Une des figures incarnant cette aspiration est le recteur-archiprêtre Mgr Ribadeau Dumas. Pour ce prélat d’aujourd’hui, la cathédrale doit rester « vivante ». Il faut donc que son décor s’adapte.
En résumé, le clergé n’aime pas qu’on l’encombre de vieilleries. C’est ce qui motive son refus du retour de la « Couronne de lumière », magnifique lustre central dessiné par Viollet-le-Duc. Et l’État considérant que le mobilier liturgique relève du domaine réservé du diocèse, baptistère, chaises, autel et ambon vont être recréés en style « épuré ».
Idem pour la Couronne d’épines qui ne sera pas replacée dans son précieux reliquaire, mais présentée dans une grande roue design placée dans le chœur, à portée du public qui pourra la toucher.
Sept tapisseries sont également commandées à deux artistes. Le Kényan Michael Armitage, connu pour ses peintures figuratives évoquant le contexte sociopolitique et spirituel de l’Afrique de l’Est, et l’expressionniste espagnol Miquel Barceló, également inspiré par l’Afrique.
Enfin, le clergé met à profit le grand afflux de fonds pour refaire toute sa garde-robe sacerdotale, tâche confiée au couturier Castelbajac.
L’affaire des vitraux
Le président de la République, en accord avec l’évêché, souhaite aussi remplacer une série de vitraux de Viollet-le-Duc. C’est que son désir de modernité n’a pu être satisfait avec la flèche. Ces vitraux ont pourtant été restaurés avec l’argent de la souscription et sont classés monuments historiques.
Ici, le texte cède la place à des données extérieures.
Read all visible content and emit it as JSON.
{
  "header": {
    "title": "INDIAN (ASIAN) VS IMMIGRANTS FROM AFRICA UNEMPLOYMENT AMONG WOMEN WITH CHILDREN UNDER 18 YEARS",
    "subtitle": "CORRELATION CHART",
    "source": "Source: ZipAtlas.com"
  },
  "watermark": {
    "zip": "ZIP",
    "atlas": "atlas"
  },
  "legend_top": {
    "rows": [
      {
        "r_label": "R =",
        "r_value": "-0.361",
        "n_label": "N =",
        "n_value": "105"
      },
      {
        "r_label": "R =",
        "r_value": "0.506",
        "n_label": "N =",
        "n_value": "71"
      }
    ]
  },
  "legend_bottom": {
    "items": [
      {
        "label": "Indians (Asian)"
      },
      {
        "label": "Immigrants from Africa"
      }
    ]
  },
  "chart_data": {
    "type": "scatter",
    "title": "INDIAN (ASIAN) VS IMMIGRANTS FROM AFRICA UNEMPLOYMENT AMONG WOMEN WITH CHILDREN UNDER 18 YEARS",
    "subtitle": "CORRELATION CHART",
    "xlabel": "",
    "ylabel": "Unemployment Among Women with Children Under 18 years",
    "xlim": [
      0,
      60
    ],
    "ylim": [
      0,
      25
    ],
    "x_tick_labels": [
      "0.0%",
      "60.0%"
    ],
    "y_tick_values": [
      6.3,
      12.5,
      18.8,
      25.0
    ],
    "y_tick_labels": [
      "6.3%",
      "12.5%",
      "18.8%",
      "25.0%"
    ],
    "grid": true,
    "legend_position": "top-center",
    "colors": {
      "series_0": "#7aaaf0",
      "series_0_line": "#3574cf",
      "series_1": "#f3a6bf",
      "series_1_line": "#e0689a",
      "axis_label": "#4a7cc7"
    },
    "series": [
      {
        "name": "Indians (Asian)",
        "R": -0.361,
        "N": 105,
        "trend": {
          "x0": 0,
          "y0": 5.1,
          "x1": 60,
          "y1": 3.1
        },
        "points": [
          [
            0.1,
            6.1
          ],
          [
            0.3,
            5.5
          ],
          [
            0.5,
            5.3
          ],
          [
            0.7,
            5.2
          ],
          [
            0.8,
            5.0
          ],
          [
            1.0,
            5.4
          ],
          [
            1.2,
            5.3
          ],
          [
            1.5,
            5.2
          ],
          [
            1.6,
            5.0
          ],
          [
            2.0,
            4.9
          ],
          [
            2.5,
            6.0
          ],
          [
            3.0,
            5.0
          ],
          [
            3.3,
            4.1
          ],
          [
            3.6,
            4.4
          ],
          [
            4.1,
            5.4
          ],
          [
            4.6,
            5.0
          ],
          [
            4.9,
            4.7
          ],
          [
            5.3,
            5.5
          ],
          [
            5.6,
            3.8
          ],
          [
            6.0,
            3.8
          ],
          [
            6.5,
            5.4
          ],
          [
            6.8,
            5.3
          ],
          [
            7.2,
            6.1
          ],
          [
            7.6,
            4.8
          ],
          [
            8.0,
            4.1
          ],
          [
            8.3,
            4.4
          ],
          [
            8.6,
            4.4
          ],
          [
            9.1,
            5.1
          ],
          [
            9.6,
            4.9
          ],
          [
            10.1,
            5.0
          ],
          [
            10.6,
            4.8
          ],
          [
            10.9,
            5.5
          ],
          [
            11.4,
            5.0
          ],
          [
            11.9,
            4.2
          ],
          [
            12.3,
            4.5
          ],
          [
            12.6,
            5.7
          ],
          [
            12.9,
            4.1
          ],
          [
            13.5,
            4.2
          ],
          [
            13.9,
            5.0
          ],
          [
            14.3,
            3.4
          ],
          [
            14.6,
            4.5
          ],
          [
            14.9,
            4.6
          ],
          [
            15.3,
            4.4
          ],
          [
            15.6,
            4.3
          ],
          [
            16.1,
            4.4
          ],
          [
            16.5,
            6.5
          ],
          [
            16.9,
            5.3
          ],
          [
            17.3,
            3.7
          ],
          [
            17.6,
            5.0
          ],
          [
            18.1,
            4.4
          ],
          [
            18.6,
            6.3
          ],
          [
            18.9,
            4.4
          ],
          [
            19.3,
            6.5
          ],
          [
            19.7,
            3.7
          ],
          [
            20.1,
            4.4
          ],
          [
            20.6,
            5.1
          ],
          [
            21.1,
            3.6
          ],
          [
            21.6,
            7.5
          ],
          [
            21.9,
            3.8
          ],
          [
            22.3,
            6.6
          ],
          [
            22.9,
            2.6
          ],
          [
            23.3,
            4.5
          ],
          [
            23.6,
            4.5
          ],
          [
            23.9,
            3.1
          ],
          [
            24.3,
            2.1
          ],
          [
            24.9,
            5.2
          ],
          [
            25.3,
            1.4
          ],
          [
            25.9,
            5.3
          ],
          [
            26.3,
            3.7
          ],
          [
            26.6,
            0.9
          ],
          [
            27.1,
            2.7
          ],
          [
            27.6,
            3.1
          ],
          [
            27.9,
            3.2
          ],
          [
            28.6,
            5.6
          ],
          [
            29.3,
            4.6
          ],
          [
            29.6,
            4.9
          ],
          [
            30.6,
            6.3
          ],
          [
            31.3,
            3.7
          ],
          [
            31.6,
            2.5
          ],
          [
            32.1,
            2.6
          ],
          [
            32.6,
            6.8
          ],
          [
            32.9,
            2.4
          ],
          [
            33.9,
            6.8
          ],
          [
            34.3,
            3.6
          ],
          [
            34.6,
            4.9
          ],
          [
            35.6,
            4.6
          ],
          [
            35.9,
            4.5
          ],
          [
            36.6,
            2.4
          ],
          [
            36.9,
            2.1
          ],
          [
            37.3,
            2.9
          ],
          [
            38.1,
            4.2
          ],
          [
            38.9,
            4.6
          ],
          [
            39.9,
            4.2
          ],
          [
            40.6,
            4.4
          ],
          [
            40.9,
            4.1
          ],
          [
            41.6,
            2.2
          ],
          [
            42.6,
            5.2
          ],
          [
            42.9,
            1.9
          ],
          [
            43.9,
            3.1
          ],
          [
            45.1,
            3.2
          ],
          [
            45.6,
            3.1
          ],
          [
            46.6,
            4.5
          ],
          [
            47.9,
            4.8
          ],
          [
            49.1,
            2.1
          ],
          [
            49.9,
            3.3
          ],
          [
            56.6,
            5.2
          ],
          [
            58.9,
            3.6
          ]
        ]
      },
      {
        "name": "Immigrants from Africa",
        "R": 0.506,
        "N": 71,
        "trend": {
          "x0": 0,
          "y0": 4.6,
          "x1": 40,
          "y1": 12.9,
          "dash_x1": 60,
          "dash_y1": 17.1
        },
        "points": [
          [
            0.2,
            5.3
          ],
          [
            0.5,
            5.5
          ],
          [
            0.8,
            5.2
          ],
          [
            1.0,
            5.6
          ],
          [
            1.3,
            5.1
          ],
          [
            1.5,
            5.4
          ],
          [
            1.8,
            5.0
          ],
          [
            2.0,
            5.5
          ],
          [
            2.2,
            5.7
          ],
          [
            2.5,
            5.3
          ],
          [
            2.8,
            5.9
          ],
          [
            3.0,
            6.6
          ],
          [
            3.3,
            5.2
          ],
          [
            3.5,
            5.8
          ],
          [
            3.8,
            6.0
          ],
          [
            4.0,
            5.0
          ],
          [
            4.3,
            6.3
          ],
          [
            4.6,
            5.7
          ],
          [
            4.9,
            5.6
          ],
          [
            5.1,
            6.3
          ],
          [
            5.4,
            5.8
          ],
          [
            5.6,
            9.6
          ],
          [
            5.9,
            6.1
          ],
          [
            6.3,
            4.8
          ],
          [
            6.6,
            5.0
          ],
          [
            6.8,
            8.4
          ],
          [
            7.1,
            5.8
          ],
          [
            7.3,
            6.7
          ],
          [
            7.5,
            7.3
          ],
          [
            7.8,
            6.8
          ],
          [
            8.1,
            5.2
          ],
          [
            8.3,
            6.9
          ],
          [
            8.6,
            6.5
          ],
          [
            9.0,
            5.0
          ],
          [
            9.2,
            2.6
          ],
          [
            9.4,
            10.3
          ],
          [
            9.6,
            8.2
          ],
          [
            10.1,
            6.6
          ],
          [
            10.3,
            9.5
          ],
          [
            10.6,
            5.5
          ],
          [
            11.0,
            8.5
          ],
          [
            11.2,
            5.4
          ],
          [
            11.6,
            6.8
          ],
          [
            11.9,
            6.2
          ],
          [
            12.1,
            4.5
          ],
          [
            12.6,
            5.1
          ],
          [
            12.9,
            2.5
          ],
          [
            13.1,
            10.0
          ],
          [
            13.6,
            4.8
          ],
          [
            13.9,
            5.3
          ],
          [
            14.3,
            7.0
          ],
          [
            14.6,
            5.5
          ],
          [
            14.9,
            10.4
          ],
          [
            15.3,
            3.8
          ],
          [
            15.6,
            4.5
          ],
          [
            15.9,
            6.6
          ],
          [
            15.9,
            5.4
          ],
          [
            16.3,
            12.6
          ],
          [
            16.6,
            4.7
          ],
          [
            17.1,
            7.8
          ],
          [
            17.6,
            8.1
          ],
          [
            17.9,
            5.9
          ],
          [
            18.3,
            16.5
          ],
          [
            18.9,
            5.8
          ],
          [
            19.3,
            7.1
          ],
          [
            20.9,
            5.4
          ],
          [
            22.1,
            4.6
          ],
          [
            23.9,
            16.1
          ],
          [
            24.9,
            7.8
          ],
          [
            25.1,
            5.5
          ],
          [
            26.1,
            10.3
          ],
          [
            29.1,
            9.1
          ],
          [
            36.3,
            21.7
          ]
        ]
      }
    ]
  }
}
Ils forment un ensemble cohérent avec tous les décors créés par Viollet-le-Duc. Leur élégant dessin en grisaille avec quelques traits de couleur est un jalon entre la réappropriation du Moyen Âge et les prémices de l’Art nouveau.
La commission consultative (CNPA) a unanimement voté contre. Même les fonctionnaires qui en sont membres n’ont pas suivi les instructions venues d’en haut. L’Académie des Beaux-Arts a émis un avis similaire. Et Roselyne Bachelot, citée par La Tribune de l’art, a écarté ce remplacement avec clarté : « Je rappelle tout simplement que la France a signé la convention de Venise de 1964 qui rend absolument impossible toute dépose desdits vitraux et leur remplacement par des œuvres modernes. » Huit artistes ont malheureusement été présélectionnés pour un concours, parmi lesquels Daniel Buren : l’inquiétude est légitime. En outre, Bernard Blistène, ancien dirigeant de Beaubourg et prosélyte de l’art contemporain, sera le président du jury.
Il est possible que l’on découvre d’autres entorses à la déontologie. On sait déjà que le coq d’origine a été remplacé, dessiné par l’architecte en chef lui-même, qui place ainsi sa touche personnelle au sommet de l’édifice. Ce nouveau volatile ventru ressemble plus à une dinde qu’à un coq, mais on nous dit que c’est un phénix.
De quoi Notre-Dame est-elle le nom ?
Pourquoi ce chantier passionne-t-il tant ? Sa taille n’y est pour rien. Il est cinq fois plus petit que celui du RER Éole porte Maillot qui, lui, n’intéresse personne. Les ressorts sont plus profonds. L’un d’eux est la nostalgie pour une forme de travail artisanal gratifiant. Il y a aussi un rapport spécifique à l’architecture elle-même. Notre-Dame est un type d’architecture non utilitaire, voué seulement à la beauté et à la spiritualité.
Emmanuel Macron a voulu que la restauration soit réalisée en cinq années. C’est chose faite pour l’essentiel, et on peut lui en savoir gré. Cependant, au lieu de garantir le respect des règles nationales et internationales en matière patrimoniale, il n’a cessé de vouloir s’en affranchir. En réalité, ce qui a permis une restauration sérieuse, c’est l’attachement du public à sa cathédrale et la recherche de l’authenticité par les professionnels concernés, scientifiques et métiers d’art.
[1] Tribune transversale en forme de galerie, élevée jadis entre la nef et le chœur.
[2] Grandes peintures offertes par la corporation des orfèvres de 1630 à 1707, au mois de mai, d’où leur nom. Elles sont exposées aux Gobelins.